Bütün bunların yanında beslenme olayına oldum olası sadece “karın doyurma” olayı olarak bakarız. Bu bizim kültür dokumuzdur. Televizyonlarda her gün bu alanda yayınlar yapılır. Kaçımız dinler, kaçımız uygulamak isteriz hiç düşündünüz mü? Biraz düşünelim o zaman, yaşamımızın gözbebeği olan yavrularımızın sağlıklı gelişmeleri ve obezite illetinden kurtulmaları için biraz gayret gösterelim. Okuyalım, araştıralım, uygulayalım, ertelemeyelim. Yarın çok geç olacaktır.

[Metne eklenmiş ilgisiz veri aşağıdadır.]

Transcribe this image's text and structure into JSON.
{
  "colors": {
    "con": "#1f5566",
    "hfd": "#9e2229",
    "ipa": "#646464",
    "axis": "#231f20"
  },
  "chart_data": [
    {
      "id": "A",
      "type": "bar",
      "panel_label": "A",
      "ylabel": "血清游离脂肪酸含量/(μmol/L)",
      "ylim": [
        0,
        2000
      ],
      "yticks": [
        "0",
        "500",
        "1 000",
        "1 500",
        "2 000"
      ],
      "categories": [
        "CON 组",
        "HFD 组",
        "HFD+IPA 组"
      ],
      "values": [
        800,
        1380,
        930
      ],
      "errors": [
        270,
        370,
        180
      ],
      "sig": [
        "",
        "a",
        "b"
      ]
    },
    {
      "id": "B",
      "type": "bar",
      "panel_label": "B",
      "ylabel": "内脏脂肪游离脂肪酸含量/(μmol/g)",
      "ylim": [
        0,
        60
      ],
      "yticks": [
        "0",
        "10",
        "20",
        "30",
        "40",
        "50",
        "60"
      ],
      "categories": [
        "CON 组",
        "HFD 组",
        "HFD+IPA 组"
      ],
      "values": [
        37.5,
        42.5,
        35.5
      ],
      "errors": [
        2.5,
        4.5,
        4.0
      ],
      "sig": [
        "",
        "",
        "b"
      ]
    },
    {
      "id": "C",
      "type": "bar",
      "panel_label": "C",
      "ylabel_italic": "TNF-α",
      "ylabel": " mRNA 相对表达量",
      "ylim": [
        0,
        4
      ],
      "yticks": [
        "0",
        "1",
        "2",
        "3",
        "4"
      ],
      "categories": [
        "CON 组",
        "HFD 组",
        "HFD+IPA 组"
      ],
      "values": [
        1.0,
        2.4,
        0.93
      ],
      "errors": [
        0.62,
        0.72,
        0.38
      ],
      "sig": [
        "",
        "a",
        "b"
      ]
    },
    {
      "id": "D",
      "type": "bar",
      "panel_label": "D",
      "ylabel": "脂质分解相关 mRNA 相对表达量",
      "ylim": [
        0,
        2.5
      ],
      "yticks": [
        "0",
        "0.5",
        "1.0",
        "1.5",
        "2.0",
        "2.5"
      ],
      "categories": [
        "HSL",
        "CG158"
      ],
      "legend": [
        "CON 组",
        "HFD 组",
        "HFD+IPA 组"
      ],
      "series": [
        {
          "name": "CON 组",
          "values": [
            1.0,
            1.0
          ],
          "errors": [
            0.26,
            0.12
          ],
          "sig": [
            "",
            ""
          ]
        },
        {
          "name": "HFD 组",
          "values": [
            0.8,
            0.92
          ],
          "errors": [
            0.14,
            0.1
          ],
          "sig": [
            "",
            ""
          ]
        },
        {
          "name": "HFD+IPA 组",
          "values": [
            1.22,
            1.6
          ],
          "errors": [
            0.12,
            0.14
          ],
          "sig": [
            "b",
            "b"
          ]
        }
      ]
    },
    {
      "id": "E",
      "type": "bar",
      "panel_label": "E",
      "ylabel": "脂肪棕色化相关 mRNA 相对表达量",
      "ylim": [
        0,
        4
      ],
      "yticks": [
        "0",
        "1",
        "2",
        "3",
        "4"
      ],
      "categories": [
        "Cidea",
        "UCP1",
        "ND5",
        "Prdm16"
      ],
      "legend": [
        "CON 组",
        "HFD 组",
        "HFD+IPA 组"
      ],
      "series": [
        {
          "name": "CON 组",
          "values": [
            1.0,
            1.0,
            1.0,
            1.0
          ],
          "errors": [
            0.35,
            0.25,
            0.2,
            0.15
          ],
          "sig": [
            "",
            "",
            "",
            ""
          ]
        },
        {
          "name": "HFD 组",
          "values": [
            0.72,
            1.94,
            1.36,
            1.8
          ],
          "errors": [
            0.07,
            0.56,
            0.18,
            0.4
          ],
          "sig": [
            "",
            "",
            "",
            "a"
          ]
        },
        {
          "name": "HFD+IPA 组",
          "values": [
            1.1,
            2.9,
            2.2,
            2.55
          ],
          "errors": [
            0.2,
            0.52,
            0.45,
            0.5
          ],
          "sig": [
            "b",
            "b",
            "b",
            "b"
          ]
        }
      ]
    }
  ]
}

Öncelikle yemeğini okullarda yemek zorunda kalan öğrencilerin velileri denetim yapmalıdırlar. Adı dershane olmayıp, dershane işlevini devam ettiren kurumların kantinleri Milli Eğitim yetkililerince denetlenmelidir. Bu çocuklar hepimizin, hepsi senin benim değil bu vatanın çocuklarıdır unutmayalım.